Snowfall in western Ukraine at night, and the city of Lviv is even more picturesque under its fresh white blanket, Richard Pendblebury told the Daily Mail from the city of Lviv.
But for the hundreds of thousands fleeing the Russian invasion, the icy winds and insidious conditions of a classic Eastern European winter are another burden to bear.
No more than mothers on the move with their babies and young children.
Sometimes at one point they were driven from their homes by the war and now travel west – often without their partners left to fight – in sub-zero temperatures.
Snowfall in western Ukraine at night, and the city of Lviv is even more picturesque under its fresh white blanket, writes Richard Pendbury for the Daily Mail from the city of Lviv
Refugees fleeing the conflict in neighboring Ukraine await transportation to the Romanian-Ukrainian border in Siret, Roma
Scenes at Lviv railway station in western Ukraine as thousands of women and children try to catch trains to Poland to escape battle
Still, they arrive here from the north, east and south as Putin’s forces try to tighten their grip on their neighbor’s throat.

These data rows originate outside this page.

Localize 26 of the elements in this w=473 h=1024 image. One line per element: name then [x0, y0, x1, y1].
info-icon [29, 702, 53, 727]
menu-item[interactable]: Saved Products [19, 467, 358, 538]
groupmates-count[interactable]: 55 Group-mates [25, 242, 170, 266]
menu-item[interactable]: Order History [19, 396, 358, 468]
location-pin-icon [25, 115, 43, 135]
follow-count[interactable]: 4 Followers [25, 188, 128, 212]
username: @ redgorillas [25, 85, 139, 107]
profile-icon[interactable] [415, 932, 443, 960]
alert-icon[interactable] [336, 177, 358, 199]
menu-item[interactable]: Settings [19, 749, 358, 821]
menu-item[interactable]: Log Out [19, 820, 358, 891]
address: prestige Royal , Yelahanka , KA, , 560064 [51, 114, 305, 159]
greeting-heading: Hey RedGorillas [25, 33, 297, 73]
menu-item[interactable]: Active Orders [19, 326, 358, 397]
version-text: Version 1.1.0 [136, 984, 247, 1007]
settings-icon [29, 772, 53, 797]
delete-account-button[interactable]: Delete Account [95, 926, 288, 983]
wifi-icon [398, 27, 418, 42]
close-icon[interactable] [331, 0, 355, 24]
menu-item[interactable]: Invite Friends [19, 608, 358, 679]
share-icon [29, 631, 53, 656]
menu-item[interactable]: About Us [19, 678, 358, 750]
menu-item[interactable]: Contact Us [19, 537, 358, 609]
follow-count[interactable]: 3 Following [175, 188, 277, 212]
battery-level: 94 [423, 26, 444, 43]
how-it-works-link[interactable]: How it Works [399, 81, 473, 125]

You have probably never heard of the industrial city of Zaporozhye.
Neither have I. so far. It is located northwest of the fierce seaport of Mariupol, on the mighty Dnieper River, which flows from the besieged capital Kyiv to the Black Sea.
The proof here yesterday was that the war had set up its tent in Zaporozhye as well.
Women and children from entire neighborhoods of the city have passed through Ukraine to Lviv in the last 48 hours, they told me.
“We heard bombs, so we decided to leave,” said a young mother.
She was traveling with her own mother and only child, 20-month-old son Yang, whose cheeks were flushed with cold. She did not want to give her own name. She was scared.
“My husband stayed to defend our home,” she said. “It is very difficult to travel with a baby during a war.
“The trains are very crowded. We do not know what we will do next.
“We can take shelter in Lviv or maybe we will go abroad.
“All we managed to do before we left was pack the most important things for Ian; nothing more than what we could put in two little bags.
There was not enough light in the bomb shelters at home and the air was bad.
There was another group of mothers and children from Zaporizhia nearby, surrounded by scarce luggage, their breaths chilling in the cold.
“We were afraid for our children’s lives,” Nastya said, hugging her one-year-old son Matthew.
“Because of Putin, they made us leave our homes and come here. We hope to reach Poland.
She said her husband and father were left to fight. “We live near the airport and it was attacked yesterday, so we had to leave.
“Our neighborhood is almost empty.”
Their escape was hampered, she said, as the Ukrainian military had to demolish a bridge over the Dnieper to stop Russia’s advance.
Ukraine has denied reports that the city, home to Europe’s largest nuclear power plant, has fallen into Russian hands.
Nastya said her seven-year-old daughter, Lera, was particularly affected by the ordeal.
“Matthew is too young to understand, but she knows exactly what’s going on. At the bomb shelter, where we spent two days, she was very scared and crying. Did Nastya have a message for the outside world? “Yes, please leave us to live in peace in our homes.”
At the main railway station in Lviv, two young women – Katya and Maria – from a city on the Dnieper River had collected a pile of luggage and travel boxes for their three dogs Mario, Misha and Vasily and two cats Bucks and Korsha.
“I know it looks a little strange,” Katya said. “But they are so dear to our hearts. How could we leave them?
She then went on a rage against the Russian president, bursting into tears as she did so.
“It’s hard to realize that we lost our old life because of a sick person,” she said.
“He doesn’t care about us.” He is not a nice person. In fact, he is not human. I don’t have a large enough English dictionary to describe how I feel about this man.
Natalia was a young mother from Ukraine’s second-largest city, Kharkiv, which was attacked by Russia, with heavy civilian casualties reported.
She was with her five-year-old daughter, Alicia.
“We were bombed, we had to leave,” Natalia said.
Nearby, a little boy was pushing his toy car on the frozen sidewalk, as little boys do, even when surrounded by an accident. Nestor is four.
He is also from Kharkov and traveled with his 22-year-old parents Dmitry and Angelina. They were accompanied by the teenager’s brother Dmitry Alexei and his friend Daniel.
Two days earlier, they left home because “the bombing is all around us,” Dmitry said. A telephone conversation with a relative in Kharkov had to be stopped due to new attacks.
More than 400,000 people have fled Ukraine since Friday, according to the UN High Commissioner for Refugees.
But many more are moving in this country.
Authorities are preparing for the worst. We visited one of the main maternity hospitals in Lviv.
Walls of sandbags piled up along the lowest windows.
The basement was being prepared for the reception and treatment of war wounded, not expectant mothers.
The happy moments, the wonders of life must play a second violin of the bloody consequences of the Kremlin’s vicious ambition. Spring seems far away here.